Part two is the password, this is your door key, the one weapon you have that if you are careful will keep your account(s) as safe as possible if you take some basic steps to make it harder to guess, it is recommended that a password should be at least 8 characters long, 12 or more would be better, and to include special characters, such as $, & numbers and UPPER and lower case type, the more characters it has the better chance you stand or making it as secure as possible.
If you use a webmail service such as Hotmail, Windows Live Mail, Gmail, Yahoo or some other webmail service, having a secure password is all the more important, whilst you may not have anything in your e-mails that you consider worth protecting, having your e-mail hacked and used to send spam, apart from being annoying can be a major inconvenience to chase down and regain control of your account.
One thing you should never do is have the same password for everything, as tempting as this may be for the sake of ease, if you also use the same e-mail address for two or more accounts, you then potentially leave yourself open if one account is compromised, they could all be. Another thing you should not do is use a common word, such as password, yes some people do this, or other easy to guess words, pets names, football teams etc.
Starting with one of the top ten most common words used for a password, believe it or not, is actually password and it is one of the first words hackers or software will try, then other common words, football teams, pet names as mentioned above.
So for the sake of making the simple more complex and going back to that password again as an example, I’m not suggesting you should use this, but just as an example to see how you can make this simple word quite secure and easy to remember, simply by making it a bit random and adding a special character or two, numbers and upper and lower case letters, like..

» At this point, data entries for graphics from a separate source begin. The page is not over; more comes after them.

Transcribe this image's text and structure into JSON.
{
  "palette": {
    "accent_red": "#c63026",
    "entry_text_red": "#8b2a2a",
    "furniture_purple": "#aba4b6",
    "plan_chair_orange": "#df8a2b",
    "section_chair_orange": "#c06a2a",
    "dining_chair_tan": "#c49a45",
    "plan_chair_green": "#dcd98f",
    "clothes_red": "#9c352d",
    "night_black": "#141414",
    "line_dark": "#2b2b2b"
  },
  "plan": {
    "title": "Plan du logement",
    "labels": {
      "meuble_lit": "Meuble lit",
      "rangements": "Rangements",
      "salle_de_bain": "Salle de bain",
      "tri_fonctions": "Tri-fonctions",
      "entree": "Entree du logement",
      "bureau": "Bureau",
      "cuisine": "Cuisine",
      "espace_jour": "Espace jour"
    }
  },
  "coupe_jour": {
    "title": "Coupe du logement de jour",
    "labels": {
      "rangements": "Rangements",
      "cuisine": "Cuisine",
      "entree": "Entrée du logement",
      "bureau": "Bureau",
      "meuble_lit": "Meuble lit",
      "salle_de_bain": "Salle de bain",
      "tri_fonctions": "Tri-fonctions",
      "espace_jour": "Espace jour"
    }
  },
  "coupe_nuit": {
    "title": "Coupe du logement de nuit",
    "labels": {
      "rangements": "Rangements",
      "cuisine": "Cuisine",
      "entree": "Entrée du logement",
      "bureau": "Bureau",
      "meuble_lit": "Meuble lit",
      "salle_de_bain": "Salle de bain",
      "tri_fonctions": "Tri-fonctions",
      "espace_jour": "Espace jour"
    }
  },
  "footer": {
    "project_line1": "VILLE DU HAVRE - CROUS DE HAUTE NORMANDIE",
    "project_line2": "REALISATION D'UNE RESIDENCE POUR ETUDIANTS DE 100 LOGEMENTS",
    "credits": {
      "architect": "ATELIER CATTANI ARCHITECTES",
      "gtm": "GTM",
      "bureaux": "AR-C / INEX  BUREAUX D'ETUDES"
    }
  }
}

Taking it a step further, add two words together again both with a bit of randomness, numbers, upper/lower case and special characters.
Take the post title, remove the space (because spaces aren’t allowed in passwords) now you have a pretty secure password that is hard to guess, but by no means impossible…
Below are some links to password tests and tools, go and have a play with “
pAs$w0rD!” and “
pAs$w0rDto0!s! with the different tools and see what difference it makes.
If you are still not convinced that you can make up a secure password, use a password generator, though you will have to devise a way of remembering it!
Password Strength Tests.
Test my Password strength is one of favourite, because it is kind of fun to play with and gives you a “how long it will take to guess” rating from almost instant to several trillion years or more, based on how an auto password hacking tool will approach cracking a password by way of randomly guessing your password starting with simple common words. It also has a good explanation of the importance of using good passwords and how to avoid weak ones.
Password Meter is maybe the most informative and it gives you a score and explanation of why a password is strong or weak and how you can make it stronger.
Passchk gives an explanation as to how secure a password might be.
Test Your Password. Everything under one roof, generates a random 8 character password by default, increasing the length from 8 to 14 characters makes your password a lot stronger.